Het type met één draagarm heeft de voordelen van een eenvoudige constructie, een hoog rolcentrum en een sterke anti-rolfunctie. Met de toename van de snelheid van moderne auto's zal het te hoge rolcentrum echter een grote verandering in de wielspoorbreedte veroorzaken wanneer de wielen springen, en zal de bandenslijtage toenemen.
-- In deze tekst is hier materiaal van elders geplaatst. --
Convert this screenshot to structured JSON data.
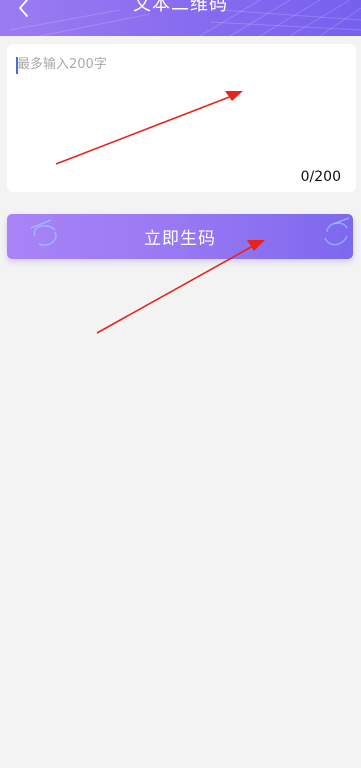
{
  "header": {
    "title": "文本二维码",
    "back_icon": "chevron-left-icon"
  },
  "input": {
    "placeholder": "最多输入200字",
    "value": "",
    "counter": "0/200"
  },
  "generate_button": {
    "label": "立即生码"
  },
  "colors": {
    "header_start": "#9b7cf1",
    "header_end": "#7660ee",
    "button_start": "#a984f8",
    "button_end": "#7d68ee",
    "background": "#f3f3f3",
    "annotation_arrow": "#e8231c"
  }
}
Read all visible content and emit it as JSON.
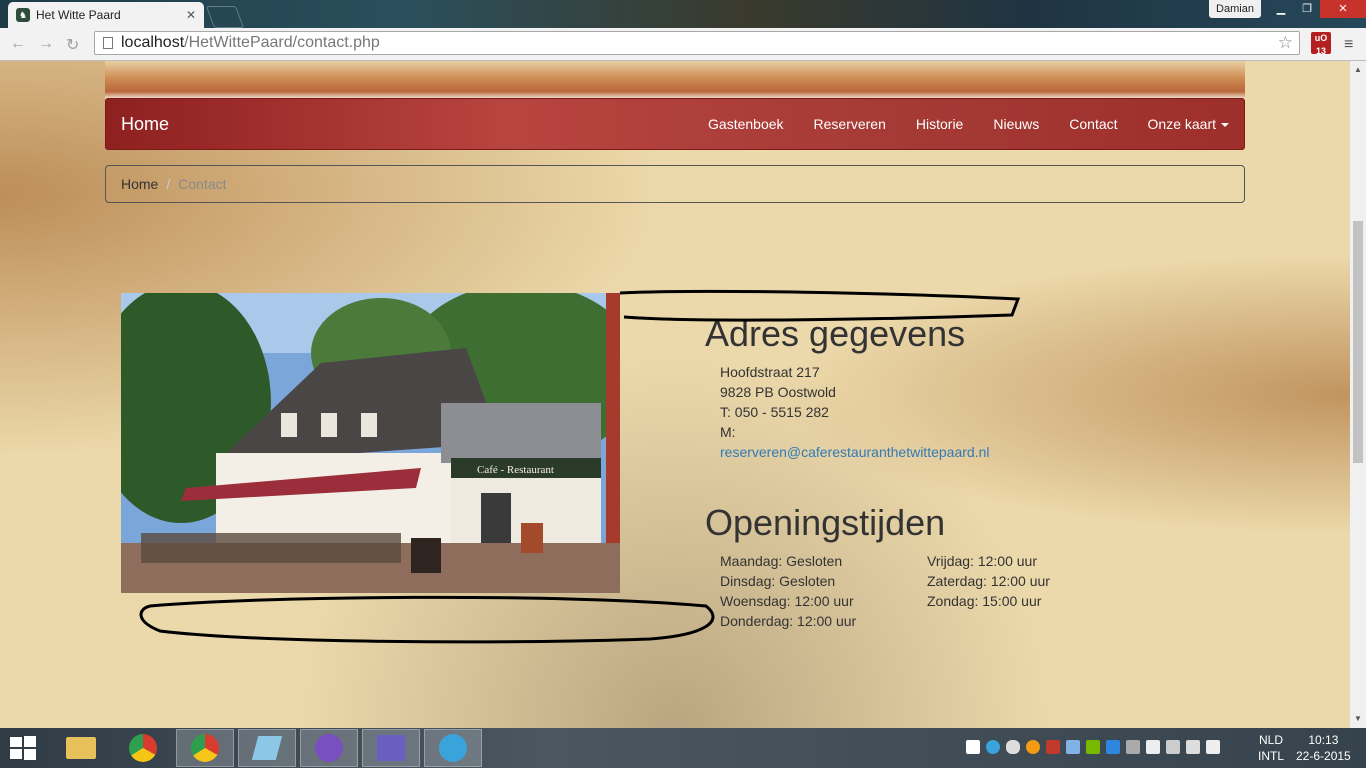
{
  "browser": {
    "tab_title": "Het Witte Paard",
    "tab_close": "✕",
    "user": "Damian",
    "url_host": "localhost",
    "url_path": "/HetWittePaard/contact.php",
    "extension_badge": "13"
  },
  "site": {
    "brand": "Home",
    "nav": [
      "Gastenboek",
      "Reserveren",
      "Historie",
      "Nieuws",
      "Contact"
    ],
    "nav_dropdown": "Onze kaart",
    "breadcrumb": {
      "home": "Home",
      "sep": "/",
      "current": "Contact"
    },
    "photo_sign": "Café - Restaurant",
    "address": {
      "heading": "Adres gegevens",
      "street": "Hoofdstraat 217",
      "postal_city": "9828 PB Oostwold",
      "phone": "T: 050 - 5515 282",
      "mail_label": "M:",
      "email": "reserveren@caferestauranthetwittepaard.nl"
    },
    "hours": {
      "heading": "Openingstijden",
      "left": [
        "Maandag: Gesloten",
        "Dinsdag: Gesloten",
        "Woensdag: 12:00 uur",
        "Donderdag: 12:00 uur"
      ],
      "right": [
        "Vrijdag: 12:00 uur",
        "Zaterdag: 12:00 uur",
        "Zondag: 15:00 uur"
      ]
    }
  },
  "taskbar": {
    "apps": [
      "file-explorer-icon",
      "chrome-icon",
      "chrome-icon",
      "notepad-icon",
      "chat-icon",
      "phpstorm-icon",
      "telegram-icon"
    ],
    "lang_top": "NLD",
    "lang_bottom": "INTL",
    "time": "10:13",
    "date": "22-6-2015"
  },
  "colors": {
    "navbar": "#a53a35",
    "link": "#337ab7",
    "paper": "#ecd9ab"
  }
}
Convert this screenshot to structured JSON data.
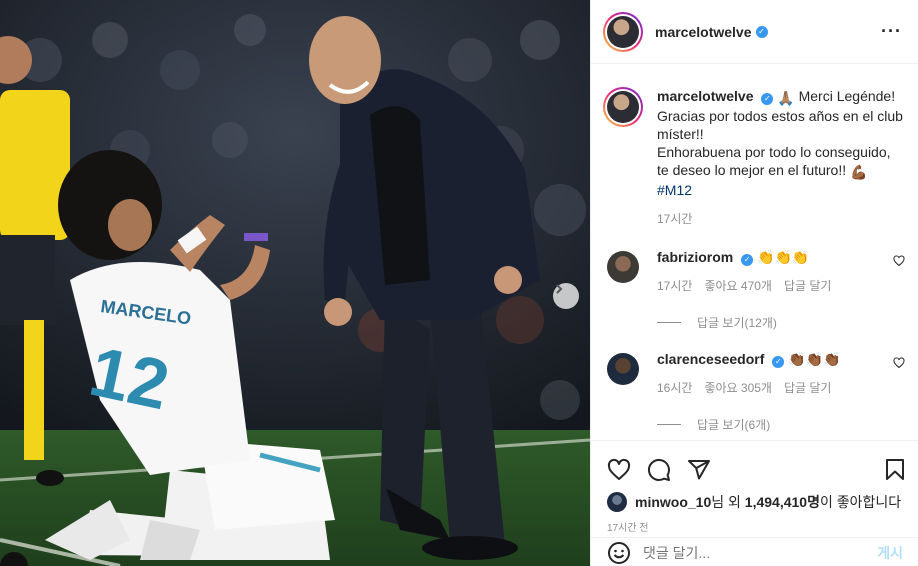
{
  "post": {
    "author": "marcelotwelve",
    "verified": true,
    "caption_emoji": "🙏🏽",
    "caption_lines": [
      "Merci Legénde!",
      "Gracias por todos estos años en el club",
      "míster!!",
      "Enhorabuena por todo lo conseguido,",
      "te deseo lo mejor en el futuro!!"
    ],
    "caption_end_emoji": "💪🏾",
    "hashtag": "#M12",
    "caption_time": "17시간",
    "more_icon": "more-horizontal-icon"
  },
  "comments": [
    {
      "author": "fabriziorom",
      "verified": true,
      "text": "👏👏👏",
      "time": "17시간",
      "likes": "좋아요 470개",
      "reply": "답글 달기",
      "view_replies": "답글 보기(12개)",
      "avatar_color": "#3d3a36"
    },
    {
      "author": "clarenceseedorf",
      "verified": true,
      "text": "👏🏾👏🏾👏🏾",
      "time": "16시간",
      "likes": "좋아요 305개",
      "reply": "답글 달기",
      "view_replies": "답글 보기(6개)",
      "avatar_color": "#1e2a3d"
    }
  ],
  "actions": {
    "icons": [
      "heart-icon",
      "comment-icon",
      "share-icon",
      "bookmark-icon"
    ],
    "liked_by_user": "minwoo_10",
    "liked_by_suffix": "님 외",
    "like_count": "1,494,410명",
    "like_suffix": "이 좋아합니다",
    "posted_time": "17시간 전"
  },
  "add_comment": {
    "placeholder": "댓글 달기...",
    "post_label": "게시"
  },
  "colors": {
    "accent_blue": "#3897f0",
    "hashtag": "#00376b",
    "muted": "#8e8e8e",
    "post_disabled": "#b2dffc"
  }
}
Bovendien zal de verticale krachtoverdracht van de linker- en rechterwielen te groot zijn in scherpe bochten, wat resulteert in een verhoogde camber van de achterwielen. De bochtstijfheid van het achterwiel neemt af, wat resulteert in ernstige omstandigheden met staartdrift bij hoge snelheid. De onafhankelijke ophanging met één draagarm wordt meestal gebruikt in de achterwielophanging, maar omdat deze niet voldoet aan de eisen voor rijden op hoge snelheid, wordt deze momenteel niet veel gebruikt.
Onafhankelijke ophanging met dubbele draagarmen wordt onderverdeeld in ophanging met dubbele draagarmen van gelijke lengte en ophanging met dubbele draagarmen van ongelijke lengte, afhankelijk van of de bovenste en onderste dwarsarmen even lang zijn. De ophanging met dubbele draagarmen van gelijke lengte kan de helling van de fuseepen constant houden wanneer het wiel op en neer springt, maar de wielbasis verandert aanzienlijk (vergelijkbaar met de ophanging met enkele draagarm), wat ernstige bandenslijtage veroorzaakt en tegenwoordig nog maar zelden wordt gebruikt. Voor de ophanging met dubbele draagarmen van ongelijke lengte geldt dat, zolang de lengte van de bovenste en onderste draagarmen correct is geselecteerd en geoptimaliseerd, en door een redelijke opstelling, de veranderingen in de wielbasis en de uitlijningsparameters van de voorwielen binnen acceptabele grenzen kunnen worden gehouden, waardoor het voertuig een goede rijstabiliteit heeft. Momenteel wordt de ophanging met dubbele draagarmen van ongelijke lengte veel gebruikt in de voor- en achterwielophanging van auto's, en de achterwielen van sommige sportwagens en racewagens maken ook gebruik van deze ophangingsstructuur.